Posted Jul 26, 2011
We'll now step back and review some 'big picture' inflation-adjusted (IA) charts. These charts show monthly prices in June-2011 dollars, using our own inflation index to adjust historical data for the estimated loss over time in the US dollar's purchasing power. As discussed in earlier commentaries, our inflation index is based on the assumption that the rate at which a currency loses purchasing power over the long term will be roughly equal to the rate of increase in its supply minus the rates of growth in productivity and population.
Let's begin with two of the world's most important agricultural commodities -- corn and soybeans. We often read that soaring food prices are a major problem, but the following charts tell us that the REAL prices of corn and soybeans are no higher today than they were 40 years ago. This, in turn, suggests that the main reason for today's apparently high food prices isn't increasing population or increasing prosperity or disruptive weather patterns or a shortage of arable land. It isn't even the disastrous government policies that cause about 40% of the US corn crop to be consumed in the production of fuel, although these policies have certainly exacerbated the problem. The reality is that the loss of currency purchasing power resulting from monetary inflation is the dominant reason that food prices are troublingly high today.
Next, we have the world's most important industrial commodity -- oil. The IA oil price 'went vertical' during 2007-2008, and in the process handily exceeded its 1980 peak. Vertical price advances such as this are usually followed by crashes, and so it was with the oil market during the second half of 2008. Having returned to 2004 levels in a big hurry, the IA oil price began to rebound and managed to recoup about half of its crash-related losses before reversing downward along with many other markets at the beginning of May-2011.
We suspect that getting the IA oil price above its 2008 peak would require a huge war-related supply disruption, which is unfortunately not out of the question. Absent such a disruption, oil will probably remain in the $60-$140 range in June-2011 dollar terms. In current dollar terms, the upper and lower bounds of oil's expected price range will naturally rise as the US$ is depreciated by the Fed.
Like the IA oil price, the IA copper price crashed to 2004 levels during the second half of 2008. Unlike the IA oil price, the IA copper price didn't quite reach an all-time high in 2008 and has since recouped almost all of its crash-related losses.

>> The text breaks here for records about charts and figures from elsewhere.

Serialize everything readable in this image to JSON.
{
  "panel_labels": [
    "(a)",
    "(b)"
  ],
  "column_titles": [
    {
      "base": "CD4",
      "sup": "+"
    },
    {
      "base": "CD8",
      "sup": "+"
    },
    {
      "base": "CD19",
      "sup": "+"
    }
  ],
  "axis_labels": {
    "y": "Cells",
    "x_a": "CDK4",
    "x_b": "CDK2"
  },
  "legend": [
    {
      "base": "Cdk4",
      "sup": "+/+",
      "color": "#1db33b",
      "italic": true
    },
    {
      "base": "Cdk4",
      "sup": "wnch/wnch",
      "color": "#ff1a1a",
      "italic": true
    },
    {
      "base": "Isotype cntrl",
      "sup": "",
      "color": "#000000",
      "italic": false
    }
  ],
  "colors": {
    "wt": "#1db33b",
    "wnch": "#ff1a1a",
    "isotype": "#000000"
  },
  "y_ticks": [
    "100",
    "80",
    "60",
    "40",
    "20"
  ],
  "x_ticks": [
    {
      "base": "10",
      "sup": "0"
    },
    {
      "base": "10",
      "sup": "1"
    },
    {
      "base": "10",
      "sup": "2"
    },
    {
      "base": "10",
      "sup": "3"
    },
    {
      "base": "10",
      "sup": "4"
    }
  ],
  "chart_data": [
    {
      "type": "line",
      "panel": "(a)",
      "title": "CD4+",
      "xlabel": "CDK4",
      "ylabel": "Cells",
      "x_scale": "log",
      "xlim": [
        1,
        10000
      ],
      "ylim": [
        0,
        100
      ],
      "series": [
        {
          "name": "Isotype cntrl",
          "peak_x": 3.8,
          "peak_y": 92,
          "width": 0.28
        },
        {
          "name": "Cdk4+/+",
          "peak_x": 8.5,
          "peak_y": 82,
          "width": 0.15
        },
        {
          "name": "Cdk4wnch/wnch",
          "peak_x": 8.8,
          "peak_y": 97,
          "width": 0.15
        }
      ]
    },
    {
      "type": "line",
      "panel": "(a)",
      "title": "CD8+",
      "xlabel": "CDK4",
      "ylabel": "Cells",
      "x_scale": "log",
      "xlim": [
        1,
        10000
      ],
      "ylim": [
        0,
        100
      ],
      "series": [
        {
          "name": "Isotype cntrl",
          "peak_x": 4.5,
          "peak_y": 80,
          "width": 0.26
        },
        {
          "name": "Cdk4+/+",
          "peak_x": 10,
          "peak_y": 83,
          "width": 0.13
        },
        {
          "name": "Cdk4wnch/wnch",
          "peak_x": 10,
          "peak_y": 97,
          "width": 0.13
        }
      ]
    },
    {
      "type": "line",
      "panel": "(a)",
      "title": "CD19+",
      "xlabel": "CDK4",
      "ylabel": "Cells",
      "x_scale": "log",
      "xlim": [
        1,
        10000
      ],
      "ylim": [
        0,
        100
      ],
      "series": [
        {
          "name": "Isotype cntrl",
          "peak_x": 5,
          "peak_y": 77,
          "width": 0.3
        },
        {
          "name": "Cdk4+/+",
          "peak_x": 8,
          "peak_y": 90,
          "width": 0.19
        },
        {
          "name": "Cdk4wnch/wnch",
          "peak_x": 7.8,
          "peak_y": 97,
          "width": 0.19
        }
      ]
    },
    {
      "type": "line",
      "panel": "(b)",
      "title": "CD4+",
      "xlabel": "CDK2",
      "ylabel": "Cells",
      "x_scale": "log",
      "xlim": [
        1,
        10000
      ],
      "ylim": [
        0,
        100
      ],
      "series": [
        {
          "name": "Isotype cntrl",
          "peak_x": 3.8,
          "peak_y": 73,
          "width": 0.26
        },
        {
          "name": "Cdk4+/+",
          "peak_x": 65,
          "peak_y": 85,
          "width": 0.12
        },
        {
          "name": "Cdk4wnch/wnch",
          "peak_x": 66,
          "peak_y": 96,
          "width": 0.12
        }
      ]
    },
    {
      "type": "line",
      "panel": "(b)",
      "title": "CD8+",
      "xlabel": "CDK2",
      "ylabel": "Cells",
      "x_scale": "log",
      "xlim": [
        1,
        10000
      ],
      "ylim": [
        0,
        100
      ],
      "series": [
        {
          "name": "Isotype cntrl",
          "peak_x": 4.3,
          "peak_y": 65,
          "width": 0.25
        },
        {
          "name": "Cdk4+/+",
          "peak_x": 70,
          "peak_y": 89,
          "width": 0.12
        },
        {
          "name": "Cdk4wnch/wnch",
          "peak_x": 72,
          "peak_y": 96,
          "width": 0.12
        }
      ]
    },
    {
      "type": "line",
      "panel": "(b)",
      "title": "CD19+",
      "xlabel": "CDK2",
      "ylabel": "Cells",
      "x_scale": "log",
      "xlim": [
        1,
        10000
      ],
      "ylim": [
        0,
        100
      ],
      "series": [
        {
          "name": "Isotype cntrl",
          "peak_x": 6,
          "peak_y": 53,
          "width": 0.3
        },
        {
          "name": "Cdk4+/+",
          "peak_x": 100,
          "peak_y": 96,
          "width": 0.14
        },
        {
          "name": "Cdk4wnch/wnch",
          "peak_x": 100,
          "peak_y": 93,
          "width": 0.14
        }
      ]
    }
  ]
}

In our opinion, the IA copper price is dangerously high. We expect a huge decline to begin from near the current level, but we don't expect the decline from this year's peak to unfold anywhere near as rapidly as the decline from the 2008 peak.
The chart of the IA gold price displayed below looks very different from the oil and copper charts displayed above. Absent from the IA gold chart is a spectacular advance and collapse during 2006-2008. Also, the IA gold chart reveals a market that has continued to make new multi-decade highs over the past two years while remaining well below its 1980 peak (in June-2011 dollar terms, the Jan-1980 peak in the gold price was around $2600/oz). The oil and copper charts, on the other hand, show markets that peaked in 2008 -- above the 1980 peaks.
The above-mentioned differences in performance stem from the fact that most of the demand for gold is for investment, monetary or store-of-value purposes, whereas almost all the oil and copper that gets produced each year is consumed during the same year in industrial/commercial processes. Whereas gold tends to do relatively well when economic confidence is on the decline and there is a general increase in the perceived need for financial security/safety (the 'bust' phase of inflation-fueled boom/bust cycle), oil and copper tend to do relatively well before the inflation-fueled boom turns to bust. That's why the financial crisis of 2008 created dramatic reversals in the IA oil and IA copper charts but looks like nothing more than a bump in the road on the IA gold chart.
At no stage during the current bull market has the IA gold price experienced the sort of spectacular price advance that we would expect to occur prior to a major peak.
Silver is the metal with the split personality -- part industrial metal (like copper) and part monetary metal (like gold). In addition, the silver market is a lot smaller than the copper and gold markets, which means that it responds faster to incremental changes in supply and demand.
The following chart shows that the huge rise in the IA silver price between early-September of last year and late-April of this year pales in comparison with the 1978-1980 rise. This suggests the potential for significant additional gains in the IA silver price over the years ahead, but it should be kept in mind that the > 600% increase of 1978-1980 was a reaction to an unusual set of circumstances that may not occur again.
Our second-to-last inflation-adjusted chart reveals that the commodity universe, as represented by the CRB Index, made a new ALL-TIME low in real terms in 2001. Given that the bull market of 2001-2008 peaked a long way below the 1980 peak, there is no evidence at this time -- notwithstanding Jeremy Grantham's assertions to the contrary -- that the multi-century downward trend in real commodity prices has come to an end.
The last in our series of charts shows the inflation-adjusted Dow Industrials Index. This chart illustrates the extraordinary extent of the 1995-2000 advance and makes it crystal clear that a secular bear market commenced in 2000.
It's very likely that the IA Dow will make new multi-decade lows within the next two years.